XP divides its practices into primary and corollary, their purpose is to help you achieve excellence in software development. Primary practices can be adopted immediately and yield instant results, corollary practices on the other hand require mastery of at least a few primary practices. For example, daily deployment is useless if your team ships code filled with errors. You must have a decent level of experience with the practices related to creating high quality code before you can deploy to production every day.
Real customer involvement
Get feedback directly from the customer at least once a week. The point is to avoid and reduce wasted development effort by making sure we’re on the right track, and always adding value.
Replace existing systems one step at a time. Big deployments are a high-risk bet and rarely work. Instead, swap pieces of functionality or find a way to run both systems in parallel. Users will probably have to duplicate some effort, but consider it the price to pay for ensuring the project succeeds.
Teams that are effective and trust each other should work together. If you ignore the value of the relationships that develop it could result in reduced productivity. Encourage a reasonable amount of rotation to spread knowledge and experience across the company.

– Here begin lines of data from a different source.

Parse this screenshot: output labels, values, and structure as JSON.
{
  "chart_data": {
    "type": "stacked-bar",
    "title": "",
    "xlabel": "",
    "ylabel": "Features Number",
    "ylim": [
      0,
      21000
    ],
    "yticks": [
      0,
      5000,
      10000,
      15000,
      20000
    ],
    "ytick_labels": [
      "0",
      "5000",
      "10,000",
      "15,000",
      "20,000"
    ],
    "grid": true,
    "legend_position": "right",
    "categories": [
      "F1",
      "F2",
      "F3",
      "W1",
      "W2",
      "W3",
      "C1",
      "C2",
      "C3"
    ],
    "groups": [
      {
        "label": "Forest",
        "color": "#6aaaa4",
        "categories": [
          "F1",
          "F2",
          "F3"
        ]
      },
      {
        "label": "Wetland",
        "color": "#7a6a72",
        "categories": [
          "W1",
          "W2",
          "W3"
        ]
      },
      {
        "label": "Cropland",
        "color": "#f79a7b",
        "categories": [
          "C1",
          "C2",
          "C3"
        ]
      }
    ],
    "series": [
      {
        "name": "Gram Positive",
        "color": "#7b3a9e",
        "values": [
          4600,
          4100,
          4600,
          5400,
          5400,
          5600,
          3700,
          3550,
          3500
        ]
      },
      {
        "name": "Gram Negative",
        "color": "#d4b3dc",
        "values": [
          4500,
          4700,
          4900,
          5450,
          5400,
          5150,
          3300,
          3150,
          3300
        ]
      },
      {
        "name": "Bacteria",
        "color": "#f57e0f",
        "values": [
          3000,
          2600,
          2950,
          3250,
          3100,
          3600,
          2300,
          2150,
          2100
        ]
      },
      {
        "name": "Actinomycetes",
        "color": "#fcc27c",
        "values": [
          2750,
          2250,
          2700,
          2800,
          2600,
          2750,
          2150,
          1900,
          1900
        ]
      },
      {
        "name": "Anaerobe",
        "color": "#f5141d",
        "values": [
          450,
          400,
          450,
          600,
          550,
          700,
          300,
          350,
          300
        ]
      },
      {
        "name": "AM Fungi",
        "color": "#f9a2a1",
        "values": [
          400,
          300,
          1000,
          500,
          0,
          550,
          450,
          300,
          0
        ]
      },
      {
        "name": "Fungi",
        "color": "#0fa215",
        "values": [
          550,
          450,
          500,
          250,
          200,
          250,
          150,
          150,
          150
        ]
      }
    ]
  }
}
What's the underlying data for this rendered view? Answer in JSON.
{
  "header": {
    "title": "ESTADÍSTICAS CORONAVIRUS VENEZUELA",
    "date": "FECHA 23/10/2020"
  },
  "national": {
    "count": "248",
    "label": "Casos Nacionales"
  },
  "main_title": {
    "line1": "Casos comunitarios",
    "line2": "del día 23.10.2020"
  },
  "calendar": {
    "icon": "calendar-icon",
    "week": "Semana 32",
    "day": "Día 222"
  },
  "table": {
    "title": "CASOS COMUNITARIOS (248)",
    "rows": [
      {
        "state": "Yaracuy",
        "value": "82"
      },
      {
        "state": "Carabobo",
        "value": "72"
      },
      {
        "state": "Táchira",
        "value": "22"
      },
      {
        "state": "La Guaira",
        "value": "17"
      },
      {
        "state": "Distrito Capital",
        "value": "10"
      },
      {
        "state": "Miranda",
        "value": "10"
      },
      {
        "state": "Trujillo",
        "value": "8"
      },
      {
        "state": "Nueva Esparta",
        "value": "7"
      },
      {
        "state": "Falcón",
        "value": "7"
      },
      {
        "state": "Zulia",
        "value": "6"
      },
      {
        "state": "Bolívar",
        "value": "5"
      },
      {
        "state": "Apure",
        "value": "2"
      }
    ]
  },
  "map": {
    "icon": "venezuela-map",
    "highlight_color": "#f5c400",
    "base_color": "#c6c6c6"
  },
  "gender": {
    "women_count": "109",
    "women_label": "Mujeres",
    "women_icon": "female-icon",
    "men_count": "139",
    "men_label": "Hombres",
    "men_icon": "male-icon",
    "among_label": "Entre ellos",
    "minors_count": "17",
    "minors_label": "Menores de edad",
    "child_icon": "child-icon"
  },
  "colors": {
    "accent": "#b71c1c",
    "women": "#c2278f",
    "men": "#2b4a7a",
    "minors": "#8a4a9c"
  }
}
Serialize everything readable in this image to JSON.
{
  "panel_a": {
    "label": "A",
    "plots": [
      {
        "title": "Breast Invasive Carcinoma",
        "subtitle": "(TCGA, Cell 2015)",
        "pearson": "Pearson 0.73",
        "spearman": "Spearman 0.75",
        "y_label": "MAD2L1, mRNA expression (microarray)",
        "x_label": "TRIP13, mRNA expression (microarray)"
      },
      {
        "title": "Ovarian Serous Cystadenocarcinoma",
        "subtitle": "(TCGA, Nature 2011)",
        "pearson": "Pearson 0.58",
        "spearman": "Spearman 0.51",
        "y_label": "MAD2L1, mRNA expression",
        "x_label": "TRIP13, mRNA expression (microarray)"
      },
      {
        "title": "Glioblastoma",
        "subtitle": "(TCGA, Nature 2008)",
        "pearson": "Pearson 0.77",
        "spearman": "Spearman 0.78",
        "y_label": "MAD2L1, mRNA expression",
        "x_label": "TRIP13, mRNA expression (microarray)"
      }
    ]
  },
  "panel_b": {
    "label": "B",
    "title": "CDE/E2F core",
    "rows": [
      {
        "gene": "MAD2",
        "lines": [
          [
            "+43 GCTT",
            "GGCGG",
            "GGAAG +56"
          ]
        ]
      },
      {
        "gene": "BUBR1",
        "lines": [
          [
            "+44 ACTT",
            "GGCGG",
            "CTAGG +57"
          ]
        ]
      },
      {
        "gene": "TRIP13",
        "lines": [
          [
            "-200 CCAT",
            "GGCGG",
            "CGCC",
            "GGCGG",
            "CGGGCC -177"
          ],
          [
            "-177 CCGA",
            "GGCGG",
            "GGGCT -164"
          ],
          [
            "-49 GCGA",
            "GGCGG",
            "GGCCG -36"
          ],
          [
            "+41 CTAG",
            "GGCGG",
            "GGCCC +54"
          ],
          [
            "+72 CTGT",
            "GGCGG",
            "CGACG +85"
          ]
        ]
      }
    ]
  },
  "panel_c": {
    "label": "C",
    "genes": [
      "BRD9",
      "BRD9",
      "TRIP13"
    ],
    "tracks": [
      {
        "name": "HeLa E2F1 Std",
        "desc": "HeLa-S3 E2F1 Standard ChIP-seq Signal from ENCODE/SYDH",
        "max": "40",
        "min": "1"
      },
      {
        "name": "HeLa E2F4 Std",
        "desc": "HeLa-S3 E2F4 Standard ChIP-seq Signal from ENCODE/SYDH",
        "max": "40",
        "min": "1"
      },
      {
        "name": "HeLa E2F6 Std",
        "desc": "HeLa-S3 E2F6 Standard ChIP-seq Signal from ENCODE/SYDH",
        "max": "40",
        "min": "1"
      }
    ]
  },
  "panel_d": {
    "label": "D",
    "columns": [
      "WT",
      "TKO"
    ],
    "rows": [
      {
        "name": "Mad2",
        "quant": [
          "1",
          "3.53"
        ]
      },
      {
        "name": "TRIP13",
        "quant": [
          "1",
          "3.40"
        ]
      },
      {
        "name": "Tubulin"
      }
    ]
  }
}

Effective teams will get better over time, and eventually do more in less time. Keep the workload constant and reduce the team size once they’ve eliminated enough waste and improved their workflow.
Don’t put a “band-aid” every time your team makes a mistake. Instead, learn from it and why it happened, and think of ways to ensure the same kind of mistake won’t ever happen again. This analysis often uncovers problems at a higher level of the company, which result in a change/fix of a broken policy or practice.
Anyone in the team should be able to improve any part of the system. Before attempting to do this the team should have a deep sense of responsibility and pride of their code.
Code and tests
Code and tests are the only permanent and accurate description of the system. They are the most important form of documentation because they’re always up to date, and should be treated accordingly.
Single code base
The team should strive to work on a single code base and avoid long-lived temporary branches. Different versions of the code often result in conflicts and duplicated efforts.
The gap between development and production code should be kept small by deploying frequently. The larger this gap is, the larger the risk of failure when you deploy. Small, iterative deployments also result in faster feedback for the business to make better decisions.
Negotiated scope contract
In software projects, time and costs are usually fixed. Add quality to that list and you can negotiate on scope. The reason why quality should be non-negotiable is because as soon as you drop it, the project starts to deteriorate. A few weeks or months in and the system becomes unmaintainable. The risk of failure is high for projects with spaghetti codebases, where even adding small features has a high cost. Avoid long contracts and commit to smaller releases by signing a set of short contracts. As the project moves forward and you get feedback from customers, you want to be able to respond to change and integrate new features if needed instead of seeing yourself forced to work on old requirements because the contract says so.